Once I even accept the invitation of a whore who could have been my mother, but only manage to get it fully up when it is already in. ‘You been a prisoner of war?’ she asks, not unkindly, when I have paid her and am buttoning up my pants, and I nod and she adds, ‘Cunt is still too rich for you, lad. Get your boyfriend out of your system and try me again,’ and I don’t even expostulate at that, just slink out of there with my sullenly slack tail literally between my legs.

Then I have been there a month and I go into the office to check on the planes and the guy there, who knows me by now, asks, ‘Would there be some who are calling you just plain “Tom Smith” instead of these fancy names I’m looking at here?’ I say, ‘Could be,’ and stiffen up, somehow sensing what’s coming next. ‘Would this be for you?’ and he hands me one of those message slips that these red tape types leave next to their phones, and I can see it is dated the day before and it reads, ‘From Danny to Tom Smith – where are you, mate? Is one kick in the arse not enough?’

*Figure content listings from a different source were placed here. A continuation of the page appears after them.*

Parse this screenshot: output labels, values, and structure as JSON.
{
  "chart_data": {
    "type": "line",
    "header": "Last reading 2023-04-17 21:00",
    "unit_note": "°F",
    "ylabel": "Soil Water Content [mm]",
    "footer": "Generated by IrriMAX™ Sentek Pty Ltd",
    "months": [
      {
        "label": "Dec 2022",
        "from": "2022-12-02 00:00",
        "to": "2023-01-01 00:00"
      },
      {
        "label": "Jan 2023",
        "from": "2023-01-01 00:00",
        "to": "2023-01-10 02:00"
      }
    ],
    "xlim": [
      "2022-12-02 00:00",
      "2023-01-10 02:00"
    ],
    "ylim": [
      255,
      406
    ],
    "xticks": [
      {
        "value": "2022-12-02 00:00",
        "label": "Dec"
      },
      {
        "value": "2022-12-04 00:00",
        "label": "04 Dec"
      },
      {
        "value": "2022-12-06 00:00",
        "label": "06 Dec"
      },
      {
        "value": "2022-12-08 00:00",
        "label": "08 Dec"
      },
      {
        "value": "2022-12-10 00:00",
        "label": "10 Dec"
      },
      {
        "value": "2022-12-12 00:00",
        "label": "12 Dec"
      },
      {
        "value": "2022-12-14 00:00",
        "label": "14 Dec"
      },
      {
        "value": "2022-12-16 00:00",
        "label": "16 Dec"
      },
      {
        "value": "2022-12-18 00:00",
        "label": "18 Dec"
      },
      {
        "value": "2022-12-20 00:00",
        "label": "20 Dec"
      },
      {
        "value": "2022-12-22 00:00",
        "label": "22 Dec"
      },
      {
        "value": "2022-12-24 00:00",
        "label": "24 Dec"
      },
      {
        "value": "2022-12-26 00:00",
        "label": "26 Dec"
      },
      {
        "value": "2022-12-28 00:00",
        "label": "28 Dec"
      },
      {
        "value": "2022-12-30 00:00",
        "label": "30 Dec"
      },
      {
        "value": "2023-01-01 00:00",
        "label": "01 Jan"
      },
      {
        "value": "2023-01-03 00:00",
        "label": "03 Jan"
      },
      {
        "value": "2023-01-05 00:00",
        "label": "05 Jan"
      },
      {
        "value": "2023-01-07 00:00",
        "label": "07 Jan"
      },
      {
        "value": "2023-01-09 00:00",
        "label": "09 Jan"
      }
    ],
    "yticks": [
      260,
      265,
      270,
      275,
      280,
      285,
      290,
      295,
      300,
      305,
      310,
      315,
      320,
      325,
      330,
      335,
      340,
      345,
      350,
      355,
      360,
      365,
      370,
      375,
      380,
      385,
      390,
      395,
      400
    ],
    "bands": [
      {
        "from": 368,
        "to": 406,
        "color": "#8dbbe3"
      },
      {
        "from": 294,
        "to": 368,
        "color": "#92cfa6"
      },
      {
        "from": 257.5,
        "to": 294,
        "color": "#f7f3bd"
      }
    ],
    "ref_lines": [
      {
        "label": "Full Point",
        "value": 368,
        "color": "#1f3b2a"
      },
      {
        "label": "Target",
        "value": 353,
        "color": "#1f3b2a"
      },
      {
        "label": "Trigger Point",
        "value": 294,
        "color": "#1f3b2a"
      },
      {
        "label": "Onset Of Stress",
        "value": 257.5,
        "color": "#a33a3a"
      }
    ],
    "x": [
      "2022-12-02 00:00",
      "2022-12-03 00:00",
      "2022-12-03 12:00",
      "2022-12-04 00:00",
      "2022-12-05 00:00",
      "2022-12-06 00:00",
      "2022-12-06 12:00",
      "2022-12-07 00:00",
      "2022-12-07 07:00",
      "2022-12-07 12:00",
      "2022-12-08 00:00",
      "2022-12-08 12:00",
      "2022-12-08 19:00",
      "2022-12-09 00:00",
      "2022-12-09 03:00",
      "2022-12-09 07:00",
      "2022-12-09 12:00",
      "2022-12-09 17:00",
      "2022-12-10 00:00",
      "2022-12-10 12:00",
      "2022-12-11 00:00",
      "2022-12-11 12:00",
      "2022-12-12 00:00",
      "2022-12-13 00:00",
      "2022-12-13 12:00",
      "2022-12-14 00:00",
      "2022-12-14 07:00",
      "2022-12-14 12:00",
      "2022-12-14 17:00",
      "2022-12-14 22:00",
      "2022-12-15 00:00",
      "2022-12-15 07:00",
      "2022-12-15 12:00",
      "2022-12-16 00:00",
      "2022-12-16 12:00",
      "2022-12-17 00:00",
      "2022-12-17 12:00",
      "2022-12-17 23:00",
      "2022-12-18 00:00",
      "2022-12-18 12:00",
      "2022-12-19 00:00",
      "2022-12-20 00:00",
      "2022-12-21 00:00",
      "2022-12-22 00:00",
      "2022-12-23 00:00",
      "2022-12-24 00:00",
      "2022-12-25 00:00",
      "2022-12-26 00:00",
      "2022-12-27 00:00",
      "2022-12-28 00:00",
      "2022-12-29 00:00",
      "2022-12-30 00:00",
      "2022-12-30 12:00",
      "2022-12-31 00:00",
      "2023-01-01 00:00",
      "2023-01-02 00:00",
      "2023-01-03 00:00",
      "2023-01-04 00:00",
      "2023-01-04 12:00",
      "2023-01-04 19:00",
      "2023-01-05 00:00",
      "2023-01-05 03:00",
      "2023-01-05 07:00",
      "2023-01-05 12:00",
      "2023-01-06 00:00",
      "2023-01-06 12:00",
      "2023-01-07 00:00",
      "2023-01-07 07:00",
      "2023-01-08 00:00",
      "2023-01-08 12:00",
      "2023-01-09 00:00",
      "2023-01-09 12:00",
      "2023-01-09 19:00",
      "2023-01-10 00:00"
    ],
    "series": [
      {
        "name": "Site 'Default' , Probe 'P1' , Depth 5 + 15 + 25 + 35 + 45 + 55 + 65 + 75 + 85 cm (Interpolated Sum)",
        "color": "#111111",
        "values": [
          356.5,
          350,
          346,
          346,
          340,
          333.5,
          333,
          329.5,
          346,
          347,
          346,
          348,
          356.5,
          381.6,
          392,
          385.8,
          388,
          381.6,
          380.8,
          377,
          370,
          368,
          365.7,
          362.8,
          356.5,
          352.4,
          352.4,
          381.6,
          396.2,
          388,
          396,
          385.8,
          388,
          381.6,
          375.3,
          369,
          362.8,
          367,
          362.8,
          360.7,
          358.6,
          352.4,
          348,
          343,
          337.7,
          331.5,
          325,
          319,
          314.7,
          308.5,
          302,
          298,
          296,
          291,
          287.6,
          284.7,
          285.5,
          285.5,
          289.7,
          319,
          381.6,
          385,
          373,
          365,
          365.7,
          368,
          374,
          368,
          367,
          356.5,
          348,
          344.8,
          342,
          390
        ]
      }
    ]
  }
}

‘It is for me,’ I say, trying for calm.

‘And you understand what he’s saying there?’ and I see that this guy is looking at me like I’m bad news that will liven up his day.

‘I understand. What I don’t understand is how he managed to get through to me
here.

‘No problem. If he knows you are waiting to be repatriated, he’ll know where to look in the book for a number that’ll put him through. You want to answer him?’ and I see there are figures on the slip which I had thought were just bureaucratic crap. ‘You can use this phone if you want.’